Summer 2017 will forever hold a special place in my heart. From the moment I heard about the CCP internship with the Houston Zoo I knew it was special, and I knew I wanted to be a part of it. Since I had a friend that had done the internship a summer prior I somewhat knew what to expect. I knew that I would learn about regional and worldwide conservation efforts and the Houston Zoo’s role in those efforts. What I didn’t know was that we would be examining what I now see as the most important part of conservation: the human aspect. Throughout the summer I would be taking a greater look at myself through the eyes of 12 strangers.
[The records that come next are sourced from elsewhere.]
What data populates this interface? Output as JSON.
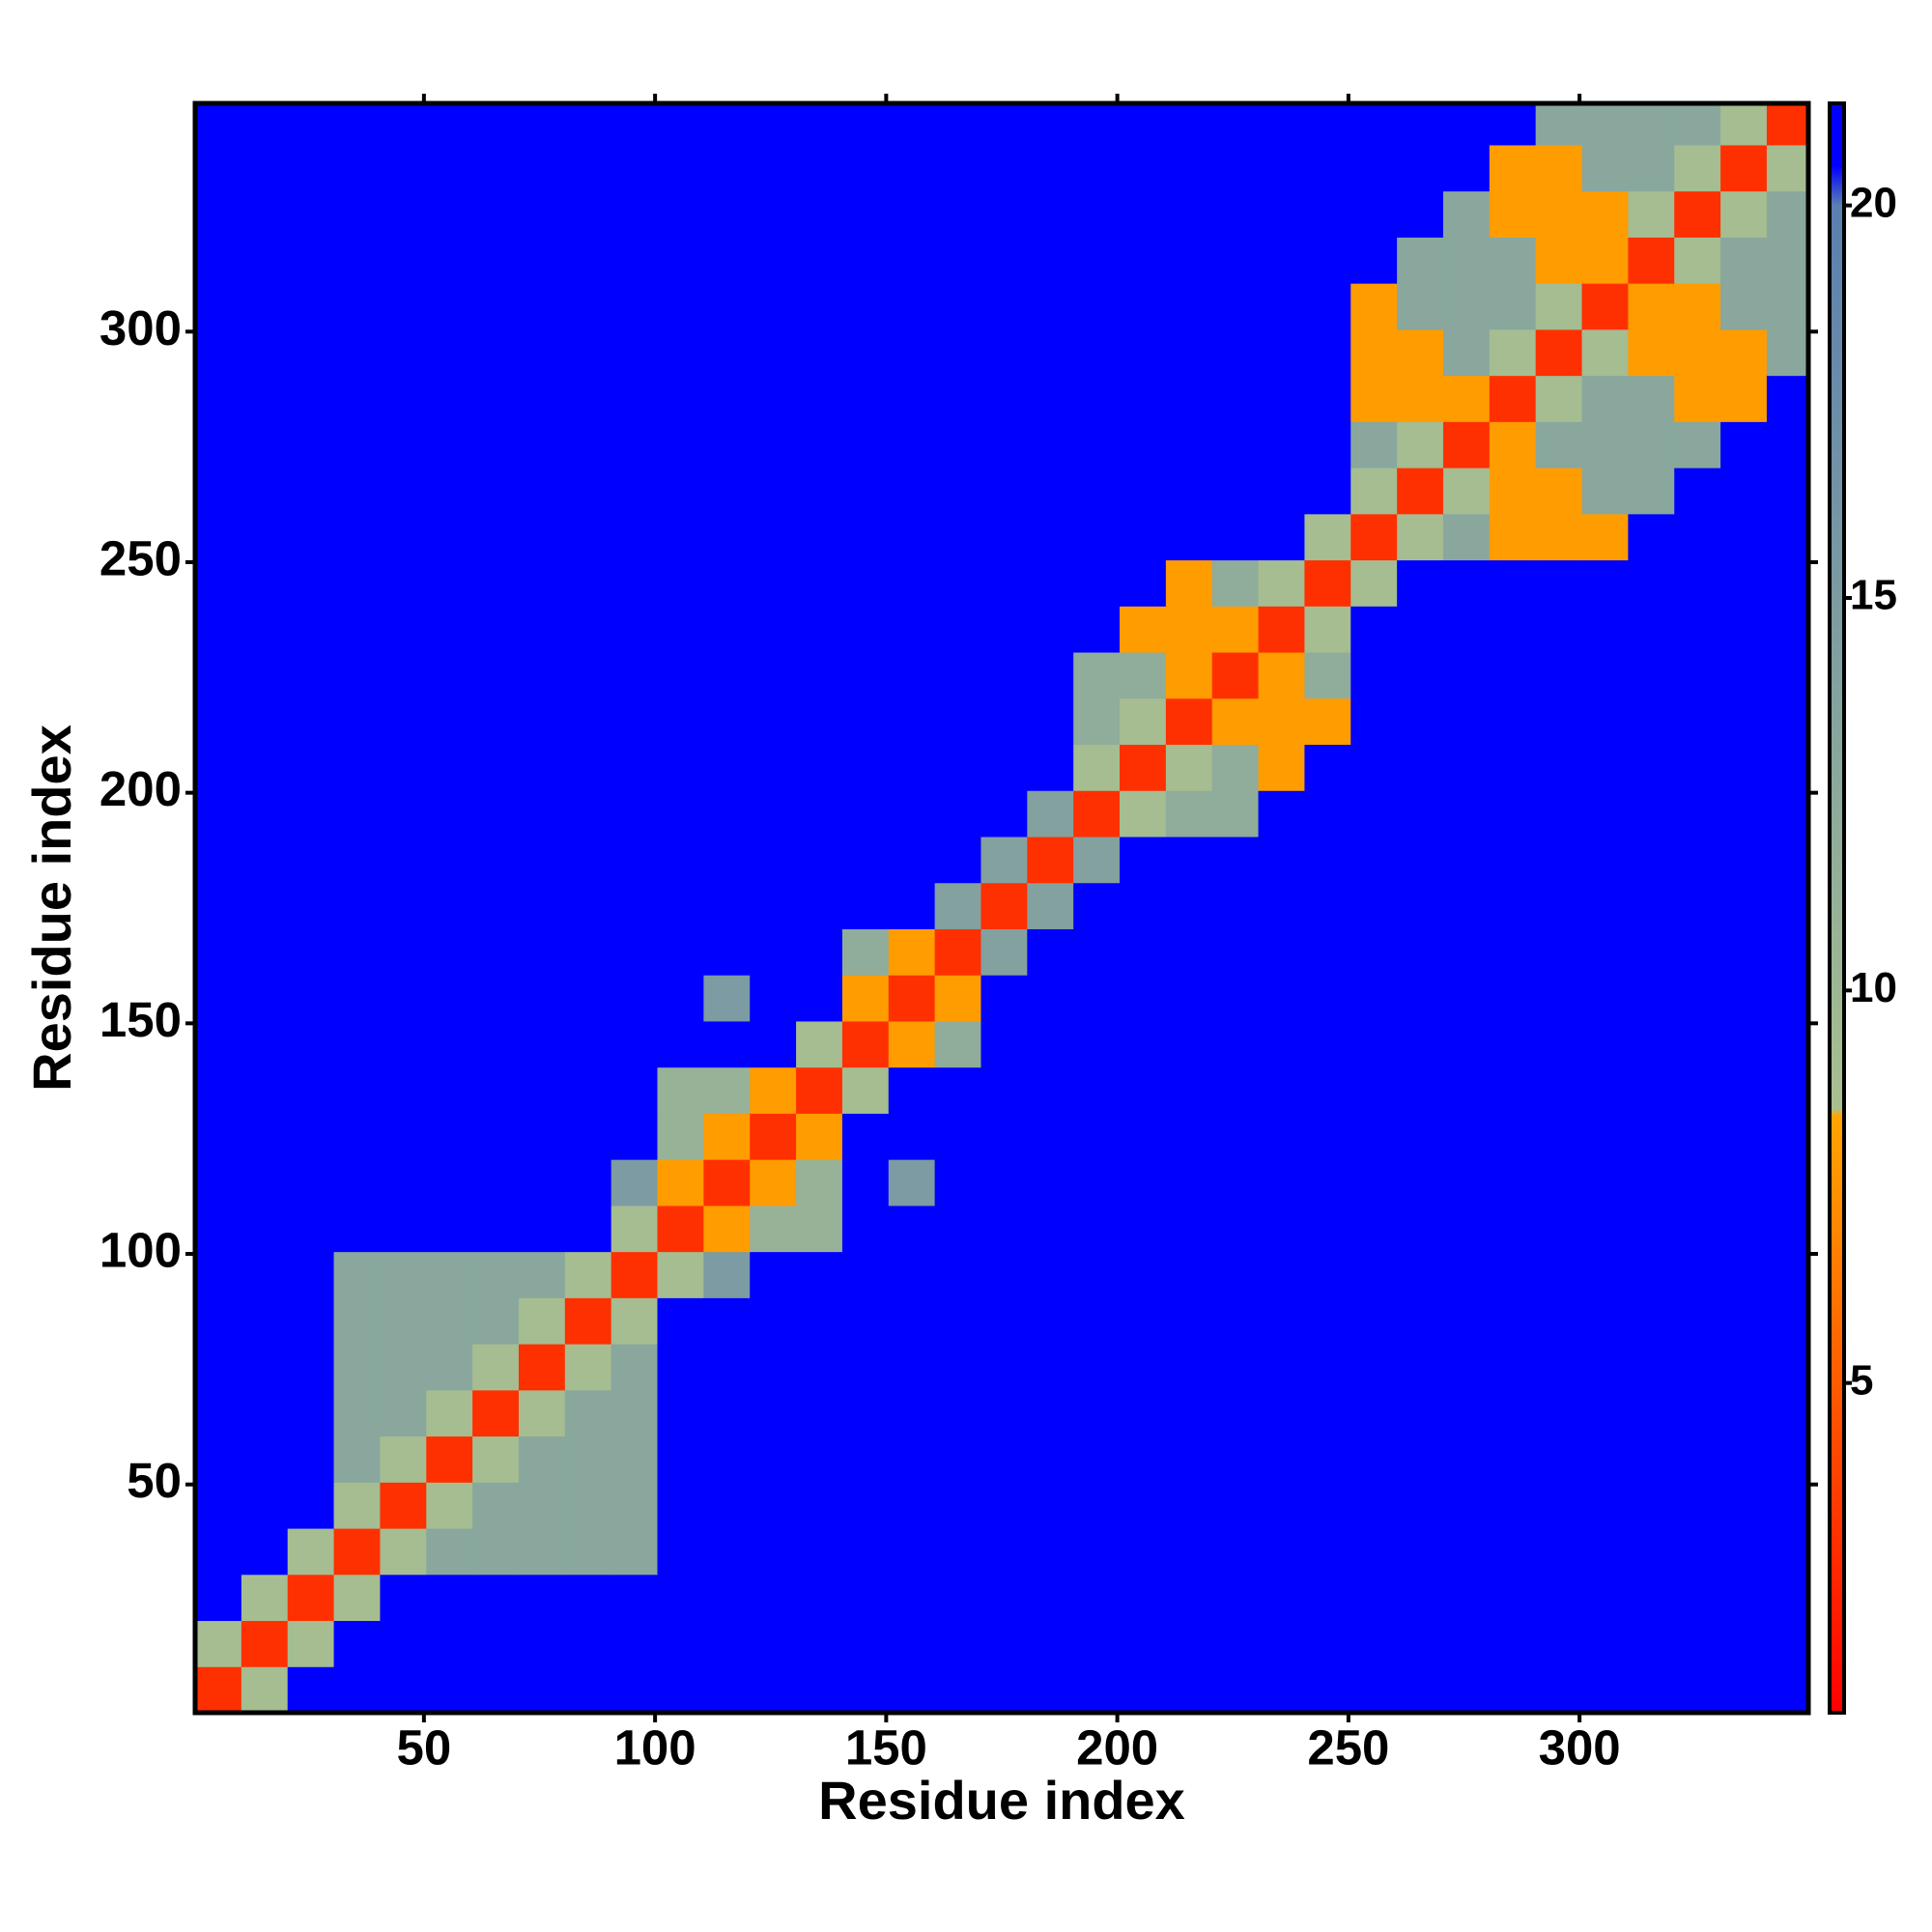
{
  "chart_data": {
    "type": "heatmap",
    "xlabel": "Residue index",
    "ylabel": "Residue index",
    "xlim": [
      0.5,
      349.5
    ],
    "ylim": [
      0.5,
      349.5
    ],
    "xticks": [
      50,
      100,
      150,
      200,
      250,
      300
    ],
    "yticks": [
      50,
      100,
      150,
      200,
      250,
      300
    ],
    "xbins": [
      0.5,
      10.5,
      20.5,
      30.5,
      40.5,
      50.5,
      60.5,
      70.5,
      80.5,
      90.5,
      100.5,
      110.5,
      120.5,
      130.5,
      140.5,
      150.5,
      160.5,
      170.5,
      180.5,
      190.5,
      200.5,
      210.5,
      220.5,
      230.5,
      240.5,
      250.5,
      260.5,
      270.5,
      280.5,
      290.5,
      300.5,
      310.5,
      320.5,
      330.5,
      340.5,
      349.5
    ],
    "ybins": [
      0.5,
      10.5,
      20.5,
      30.5,
      40.5,
      50.5,
      60.5,
      70.5,
      80.5,
      90.5,
      100.5,
      110.5,
      120.5,
      130.5,
      140.5,
      150.5,
      160.5,
      170.5,
      180.5,
      190.5,
      200.5,
      210.5,
      220.5,
      230.5,
      240.5,
      250.5,
      260.5,
      270.5,
      280.5,
      290.5,
      300.5,
      310.5,
      320.5,
      330.5,
      340.5,
      349.5
    ],
    "zlim": [
      0.8,
      21.3
    ],
    "zticks": [
      5,
      10,
      15,
      20
    ],
    "colorscale": [
      [
        0.8,
        "#ff0000"
      ],
      [
        8.4,
        "#ffa500"
      ],
      [
        8.5,
        "#a8c090"
      ],
      [
        20,
        "#5a7fb0"
      ],
      [
        20.5,
        "#0000ff"
      ],
      [
        21.3,
        "#0000ff"
      ]
    ],
    "z": [
      [
        3,
        9,
        21,
        21,
        21,
        21,
        21,
        21,
        21,
        21,
        21,
        21,
        21,
        21,
        21,
        21,
        21,
        21,
        21,
        21,
        21,
        21,
        21,
        21,
        21,
        21,
        21,
        21,
        21,
        21,
        21,
        21,
        21,
        21,
        21
      ],
      [
        9,
        3,
        9,
        21,
        21,
        21,
        21,
        21,
        21,
        21,
        21,
        21,
        21,
        21,
        21,
        21,
        21,
        21,
        21,
        21,
        21,
        21,
        21,
        21,
        21,
        21,
        21,
        21,
        21,
        21,
        21,
        21,
        21,
        21,
        21
      ],
      [
        21,
        9,
        3,
        9,
        21,
        21,
        21,
        21,
        21,
        21,
        21,
        21,
        21,
        21,
        21,
        21,
        21,
        21,
        21,
        21,
        21,
        21,
        21,
        21,
        21,
        21,
        21,
        21,
        21,
        21,
        21,
        21,
        21,
        21,
        21
      ],
      [
        21,
        21,
        9,
        3,
        9,
        13,
        13,
        13,
        13,
        13,
        21,
        21,
        21,
        21,
        21,
        21,
        21,
        21,
        21,
        21,
        21,
        21,
        21,
        21,
        21,
        21,
        21,
        21,
        21,
        21,
        21,
        21,
        21,
        21,
        21
      ],
      [
        21,
        21,
        21,
        9,
        3,
        9,
        13,
        13,
        13,
        13,
        21,
        21,
        21,
        21,
        21,
        21,
        21,
        21,
        21,
        21,
        21,
        21,
        21,
        21,
        21,
        21,
        21,
        21,
        21,
        21,
        21,
        21,
        21,
        21,
        21
      ],
      [
        21,
        21,
        21,
        13,
        9,
        3,
        9,
        13,
        13,
        13,
        21,
        21,
        21,
        21,
        21,
        21,
        21,
        21,
        21,
        21,
        21,
        21,
        21,
        21,
        21,
        21,
        21,
        21,
        21,
        21,
        21,
        21,
        21,
        21,
        21
      ],
      [
        21,
        21,
        21,
        13,
        13,
        9,
        3,
        9,
        13,
        13,
        21,
        21,
        21,
        21,
        21,
        21,
        21,
        21,
        21,
        21,
        21,
        21,
        21,
        21,
        21,
        21,
        21,
        21,
        21,
        21,
        21,
        21,
        21,
        21,
        21
      ],
      [
        21,
        21,
        21,
        13,
        13,
        13,
        9,
        3,
        9,
        13,
        21,
        21,
        21,
        21,
        21,
        21,
        21,
        21,
        21,
        21,
        21,
        21,
        21,
        21,
        21,
        21,
        21,
        21,
        21,
        21,
        21,
        21,
        21,
        21,
        21
      ],
      [
        21,
        21,
        21,
        13,
        13,
        13,
        13,
        9,
        3,
        9,
        21,
        21,
        21,
        21,
        21,
        21,
        21,
        21,
        21,
        21,
        21,
        21,
        21,
        21,
        21,
        21,
        21,
        21,
        21,
        21,
        21,
        21,
        21,
        21,
        21
      ],
      [
        21,
        21,
        21,
        13,
        13,
        13,
        13,
        13,
        9,
        3,
        9,
        15,
        21,
        21,
        21,
        21,
        21,
        21,
        21,
        21,
        21,
        21,
        21,
        21,
        21,
        21,
        21,
        21,
        21,
        21,
        21,
        21,
        21,
        21,
        21
      ],
      [
        21,
        21,
        21,
        21,
        21,
        21,
        21,
        21,
        21,
        9,
        3,
        8,
        11,
        11,
        21,
        21,
        21,
        21,
        21,
        21,
        21,
        21,
        21,
        21,
        21,
        21,
        21,
        21,
        21,
        21,
        21,
        21,
        21,
        21,
        21
      ],
      [
        21,
        21,
        21,
        21,
        21,
        21,
        21,
        21,
        21,
        15,
        8,
        3,
        8,
        11,
        21,
        15,
        21,
        21,
        21,
        21,
        21,
        21,
        21,
        21,
        21,
        21,
        21,
        21,
        21,
        21,
        21,
        21,
        21,
        21,
        21
      ],
      [
        21,
        21,
        21,
        21,
        21,
        21,
        21,
        21,
        21,
        21,
        11,
        8,
        3,
        8,
        21,
        21,
        21,
        21,
        21,
        21,
        21,
        21,
        21,
        21,
        21,
        21,
        21,
        21,
        21,
        21,
        21,
        21,
        21,
        21,
        21
      ],
      [
        21,
        21,
        21,
        21,
        21,
        21,
        21,
        21,
        21,
        21,
        11,
        11,
        8,
        3,
        9,
        21,
        21,
        21,
        21,
        21,
        21,
        21,
        21,
        21,
        21,
        21,
        21,
        21,
        21,
        21,
        21,
        21,
        21,
        21,
        21
      ],
      [
        21,
        21,
        21,
        21,
        21,
        21,
        21,
        21,
        21,
        21,
        21,
        21,
        21,
        9,
        3,
        8,
        12,
        21,
        21,
        21,
        21,
        21,
        21,
        21,
        21,
        21,
        21,
        21,
        21,
        21,
        21,
        21,
        21,
        21,
        21
      ],
      [
        21,
        21,
        21,
        21,
        21,
        21,
        21,
        21,
        21,
        21,
        21,
        15,
        21,
        21,
        8,
        3,
        8,
        21,
        21,
        21,
        21,
        21,
        21,
        21,
        21,
        21,
        21,
        21,
        21,
        21,
        21,
        21,
        21,
        21,
        21
      ],
      [
        21,
        21,
        21,
        21,
        21,
        21,
        21,
        21,
        21,
        21,
        21,
        21,
        21,
        21,
        12,
        8,
        3,
        14,
        21,
        21,
        21,
        21,
        21,
        21,
        21,
        21,
        21,
        21,
        21,
        21,
        21,
        21,
        21,
        21,
        21
      ],
      [
        21,
        21,
        21,
        21,
        21,
        21,
        21,
        21,
        21,
        21,
        21,
        21,
        21,
        21,
        21,
        21,
        14,
        3,
        14,
        21,
        21,
        21,
        21,
        21,
        21,
        21,
        21,
        21,
        21,
        21,
        21,
        21,
        21,
        21,
        21
      ],
      [
        21,
        21,
        21,
        21,
        21,
        21,
        21,
        21,
        21,
        21,
        21,
        21,
        21,
        21,
        21,
        21,
        21,
        14,
        3,
        14,
        21,
        21,
        21,
        21,
        21,
        21,
        21,
        21,
        21,
        21,
        21,
        21,
        21,
        21,
        21
      ],
      [
        21,
        21,
        21,
        21,
        21,
        21,
        21,
        21,
        21,
        21,
        21,
        21,
        21,
        21,
        21,
        21,
        21,
        21,
        14,
        3,
        9,
        12,
        12,
        21,
        21,
        21,
        21,
        21,
        21,
        21,
        21,
        21,
        21,
        21,
        21
      ],
      [
        21,
        21,
        21,
        21,
        21,
        21,
        21,
        21,
        21,
        21,
        21,
        21,
        21,
        21,
        21,
        21,
        21,
        21,
        21,
        9,
        3,
        9,
        12,
        8,
        21,
        21,
        21,
        21,
        21,
        21,
        21,
        21,
        21,
        21,
        21
      ],
      [
        21,
        21,
        21,
        21,
        21,
        21,
        21,
        21,
        21,
        21,
        21,
        21,
        21,
        21,
        21,
        21,
        21,
        21,
        21,
        12,
        9,
        3,
        8,
        8,
        8,
        21,
        21,
        21,
        21,
        21,
        21,
        21,
        21,
        21,
        21
      ],
      [
        21,
        21,
        21,
        21,
        21,
        21,
        21,
        21,
        21,
        21,
        21,
        21,
        21,
        21,
        21,
        21,
        21,
        21,
        21,
        12,
        12,
        8,
        3,
        8,
        12,
        21,
        21,
        21,
        21,
        21,
        21,
        21,
        21,
        21,
        21
      ],
      [
        21,
        21,
        21,
        21,
        21,
        21,
        21,
        21,
        21,
        21,
        21,
        21,
        21,
        21,
        21,
        21,
        21,
        21,
        21,
        21,
        8,
        8,
        8,
        3,
        9,
        21,
        21,
        21,
        21,
        21,
        21,
        21,
        21,
        21,
        21
      ],
      [
        21,
        21,
        21,
        21,
        21,
        21,
        21,
        21,
        21,
        21,
        21,
        21,
        21,
        21,
        21,
        21,
        21,
        21,
        21,
        21,
        21,
        8,
        12,
        9,
        3,
        9,
        21,
        21,
        21,
        21,
        21,
        21,
        21,
        21,
        21
      ],
      [
        21,
        21,
        21,
        21,
        21,
        21,
        21,
        21,
        21,
        21,
        21,
        21,
        21,
        21,
        21,
        21,
        21,
        21,
        21,
        21,
        21,
        21,
        21,
        21,
        9,
        3,
        9,
        13,
        8,
        8,
        8,
        21,
        21,
        21,
        21
      ],
      [
        21,
        21,
        21,
        21,
        21,
        21,
        21,
        21,
        21,
        21,
        21,
        21,
        21,
        21,
        21,
        21,
        21,
        21,
        21,
        21,
        21,
        21,
        21,
        21,
        21,
        9,
        3,
        9,
        8,
        8,
        13,
        13,
        21,
        21,
        21
      ],
      [
        21,
        21,
        21,
        21,
        21,
        21,
        21,
        21,
        21,
        21,
        21,
        21,
        21,
        21,
        21,
        21,
        21,
        21,
        21,
        21,
        21,
        21,
        21,
        21,
        21,
        13,
        9,
        3,
        8,
        13,
        13,
        13,
        13,
        21,
        21
      ],
      [
        21,
        21,
        21,
        21,
        21,
        21,
        21,
        21,
        21,
        21,
        21,
        21,
        21,
        21,
        21,
        21,
        21,
        21,
        21,
        21,
        21,
        21,
        21,
        21,
        21,
        8,
        8,
        8,
        3,
        9,
        13,
        13,
        8,
        8,
        21
      ],
      [
        21,
        21,
        21,
        21,
        21,
        21,
        21,
        21,
        21,
        21,
        21,
        21,
        21,
        21,
        21,
        21,
        21,
        21,
        21,
        21,
        21,
        21,
        21,
        21,
        21,
        8,
        8,
        13,
        9,
        3,
        9,
        8,
        8,
        8,
        13
      ],
      [
        21,
        21,
        21,
        21,
        21,
        21,
        21,
        21,
        21,
        21,
        21,
        21,
        21,
        21,
        21,
        21,
        21,
        21,
        21,
        21,
        21,
        21,
        21,
        21,
        21,
        8,
        13,
        13,
        13,
        9,
        3,
        8,
        8,
        13,
        13
      ],
      [
        21,
        21,
        21,
        21,
        21,
        21,
        21,
        21,
        21,
        21,
        21,
        21,
        21,
        21,
        21,
        21,
        21,
        21,
        21,
        21,
        21,
        21,
        21,
        21,
        21,
        21,
        13,
        13,
        13,
        8,
        8,
        3,
        9,
        13,
        13
      ],
      [
        21,
        21,
        21,
        21,
        21,
        21,
        21,
        21,
        21,
        21,
        21,
        21,
        21,
        21,
        21,
        21,
        21,
        21,
        21,
        21,
        21,
        21,
        21,
        21,
        21,
        21,
        21,
        13,
        8,
        8,
        8,
        9,
        3,
        9,
        13
      ],
      [
        21,
        21,
        21,
        21,
        21,
        21,
        21,
        21,
        21,
        21,
        21,
        21,
        21,
        21,
        21,
        21,
        21,
        21,
        21,
        21,
        21,
        21,
        21,
        21,
        21,
        21,
        21,
        21,
        8,
        8,
        13,
        13,
        9,
        3,
        9
      ],
      [
        21,
        21,
        21,
        21,
        21,
        21,
        21,
        21,
        21,
        21,
        21,
        21,
        21,
        21,
        21,
        21,
        21,
        21,
        21,
        21,
        21,
        21,
        21,
        21,
        21,
        21,
        21,
        21,
        21,
        13,
        13,
        13,
        13,
        9,
        3
      ]
    ]
  }
}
This summer consisted of a lot of critical thinking. Where do I fit into this puzzle? What is my role in conservation? It starts with learning more about yourself; which is exactly what we did. We took a strength finders test which told us what our top 5 strengths were and then we each shared our strengths with the group. This was a powerful exercise because it fostered a level of understanding and bonding amongst the group that wasn’t there prior. It allowed us to accept and bond over our differences. Throughout the rest of the summer this bond would grow amongst the group, and this better understanding of each other led to a better understanding of people’s role in conservation.
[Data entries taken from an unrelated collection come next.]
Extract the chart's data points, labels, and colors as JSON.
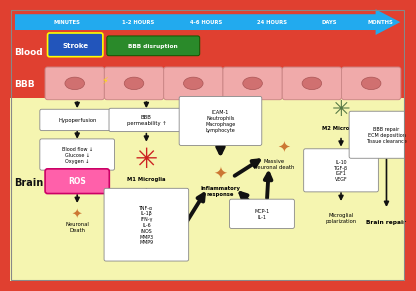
{
  "bg_top": "#E04030",
  "bg_brain": "#F5F5B0",
  "arrow_blue": "#22AAEE",
  "time_labels": [
    "MINUTES",
    "1-2 HOURS",
    "4-6 HOURS",
    "24 HOURS",
    "DAYS",
    "MONTHS"
  ],
  "blood_label": "Blood",
  "bbb_label": "BBB",
  "brain_label": "Brain",
  "stroke_text": "Stroke",
  "bbb_dis_text": "BBB disruption",
  "hypoperfusion_text": "Hypoperfusion",
  "bbb_perm_text": "BBB\npermeability ↑",
  "blood_flow_text": "Blood flow ↓\nGlucose ↓\nOxygen ↓",
  "ros_text": "ROS",
  "neuronal_death_text": "Neuronal\nDeath",
  "m1_text": "M1 Microglia",
  "tnf_text": "TNF-α\nIL-1β\nIFN-γ\nIL-6\niNOS\nMMP3\nMMP9",
  "icam_text": "ICAM-1\nNeutrophils\nMacrophage\nLymphocyte",
  "inflammatory_text": "Inflammatory\nresponse",
  "massive_text": "Massive\nneuronal death",
  "mcp_text": "MCP-1\nIL-1",
  "m2_text": "M2 Microglia",
  "il10_text": "IL-10\nTGF-β\nIGF1\nVEGF",
  "microglial_text": "Microglial\npolarization",
  "bbb_repair_text": "BBB repair\nECM deposition\nTissue clearance",
  "brain_repair_text": "Brain repair",
  "cell_pink": "#F0AAAA",
  "cell_inner": "#D07070",
  "cell_red": "#CC2222",
  "cell_orange": "#CC7733",
  "cell_green": "#557744",
  "lightning_color": "#FFDD00",
  "stroke_bg": "#2255BB",
  "stroke_border": "#FFFF00",
  "green_bg": "#2A8A2A",
  "pink_ros": "#FF60AA",
  "dark": "#111111",
  "white": "#FFFFFF",
  "box_ec": "#999999"
}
My philosophy before CCP was that people were the reason we are in this mess. Our selfishness and greed has destroyed habitats, altered our climate, and devastated wildlife. There were people like me—nature-loving, wildlife enthusiasts—and people like them. Now, thanks to the growth I experienced this past summer—I only see people. I met some of the nicest people from EXXON Mobil, who were so generous with their time and investment in us. I was able to see things from different perspectives; no right or wrong…just different. I learned and now understand that we are all in this together. Conservation is not just people who work in this fields issue, we can’t save the world alone. This effort belongs to us all—and we must be willing to listen to everyone. That’s the biggest truth I took away from this summer, and for that, I will be forever grateful for it has shaped my future in this field.